Im Berufssport ist es allgemein üblich, dass nur diejenigen Athleten an Wettkämpfen teilnehmen dürfen, die vorher mit dem Veranstalter eine Schiedsvereinbarung geschlossen haben. Die Causa »Pechstein« hat gezeigt, dass hinsichtlich der rechtlichen Bewertung dieser Schiedsvereinbarungen zum Court of Arbitration for Sport (CAS) noch viele Fragen offen sind.

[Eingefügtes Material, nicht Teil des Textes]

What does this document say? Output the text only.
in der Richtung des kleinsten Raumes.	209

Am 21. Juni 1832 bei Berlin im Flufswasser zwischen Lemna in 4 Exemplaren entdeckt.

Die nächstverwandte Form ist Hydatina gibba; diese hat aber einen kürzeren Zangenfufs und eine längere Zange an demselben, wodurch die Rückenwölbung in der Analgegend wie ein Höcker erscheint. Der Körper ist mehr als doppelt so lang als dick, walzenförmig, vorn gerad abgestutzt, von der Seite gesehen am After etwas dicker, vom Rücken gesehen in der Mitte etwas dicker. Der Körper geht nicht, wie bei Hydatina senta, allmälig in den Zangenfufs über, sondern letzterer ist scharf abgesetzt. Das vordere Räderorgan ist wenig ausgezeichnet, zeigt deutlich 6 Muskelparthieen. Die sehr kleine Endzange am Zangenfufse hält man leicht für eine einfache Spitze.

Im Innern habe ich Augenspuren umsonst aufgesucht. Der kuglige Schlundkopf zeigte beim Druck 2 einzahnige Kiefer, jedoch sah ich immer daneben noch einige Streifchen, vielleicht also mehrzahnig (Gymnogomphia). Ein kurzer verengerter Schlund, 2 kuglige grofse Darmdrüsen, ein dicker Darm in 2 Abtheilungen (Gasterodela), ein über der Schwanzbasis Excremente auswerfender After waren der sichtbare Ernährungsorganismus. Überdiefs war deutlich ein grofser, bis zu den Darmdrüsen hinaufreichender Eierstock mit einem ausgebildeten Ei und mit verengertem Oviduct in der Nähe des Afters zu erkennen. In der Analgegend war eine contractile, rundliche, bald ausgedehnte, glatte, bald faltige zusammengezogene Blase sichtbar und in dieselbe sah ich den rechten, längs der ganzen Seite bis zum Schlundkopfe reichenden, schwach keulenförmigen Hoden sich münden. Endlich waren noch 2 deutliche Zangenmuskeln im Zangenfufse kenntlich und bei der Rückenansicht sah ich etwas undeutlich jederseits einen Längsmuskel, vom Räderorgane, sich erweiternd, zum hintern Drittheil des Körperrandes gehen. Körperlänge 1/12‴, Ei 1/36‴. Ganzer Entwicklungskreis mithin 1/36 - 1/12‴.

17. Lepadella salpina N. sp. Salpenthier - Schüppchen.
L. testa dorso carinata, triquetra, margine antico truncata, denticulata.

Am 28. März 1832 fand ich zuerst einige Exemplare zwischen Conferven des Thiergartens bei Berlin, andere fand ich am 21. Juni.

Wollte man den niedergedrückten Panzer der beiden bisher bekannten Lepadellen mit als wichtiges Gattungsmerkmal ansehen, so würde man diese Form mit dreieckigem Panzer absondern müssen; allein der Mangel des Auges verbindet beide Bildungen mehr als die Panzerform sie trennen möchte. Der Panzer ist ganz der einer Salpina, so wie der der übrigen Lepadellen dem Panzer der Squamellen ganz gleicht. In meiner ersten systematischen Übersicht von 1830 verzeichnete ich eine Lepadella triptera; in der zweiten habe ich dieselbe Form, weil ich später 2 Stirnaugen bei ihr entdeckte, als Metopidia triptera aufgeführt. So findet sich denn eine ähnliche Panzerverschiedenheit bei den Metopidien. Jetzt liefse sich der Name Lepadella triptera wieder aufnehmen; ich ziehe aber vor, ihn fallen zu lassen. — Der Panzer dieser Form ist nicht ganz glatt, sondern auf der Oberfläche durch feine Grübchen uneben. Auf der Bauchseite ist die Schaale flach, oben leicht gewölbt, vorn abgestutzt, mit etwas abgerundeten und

Einigkeit besteht in Rechtsprechung und Literatur lediglich dahingehend, dass Sportschiedsvereinbarungen in der Praxis oktroyiert werden. Der Autor unterzieht CAS-Schiedsvereinbarungen daher einer umfassenden rechtlichen Wirksamkeitskontrolle. Er kommt zu dem Ergebnis, dass im Rahmen des Art. 6 Abs. 1 EMRK, Art. 102 AEUV und der AGB-Kontrolle eine umfassende Interessenabwägung der einzelnen Organisations- und Verfahrensregeln des CAS entscheidend ist. Er erkennt dabei in mehreren Regeln einen Verstoß gegen die geprüften Normen. Auch auf Grundlage der »Achmea«-Rechtsprechung bejaht er einen Rechtsverstoß. Demgegenüber steht die Erkenntnis, dass aus dem Justizgewähranspruch kein Freiwilligkeitserfordernis abgeleitet werden kann.

Inhaltsübersicht

1. Einleitung

Gegenstand und Ziel der Untersuchung – Gang der Untersuchung

2. Problemstellung (oktroyierte Schiedsvereinbarungen)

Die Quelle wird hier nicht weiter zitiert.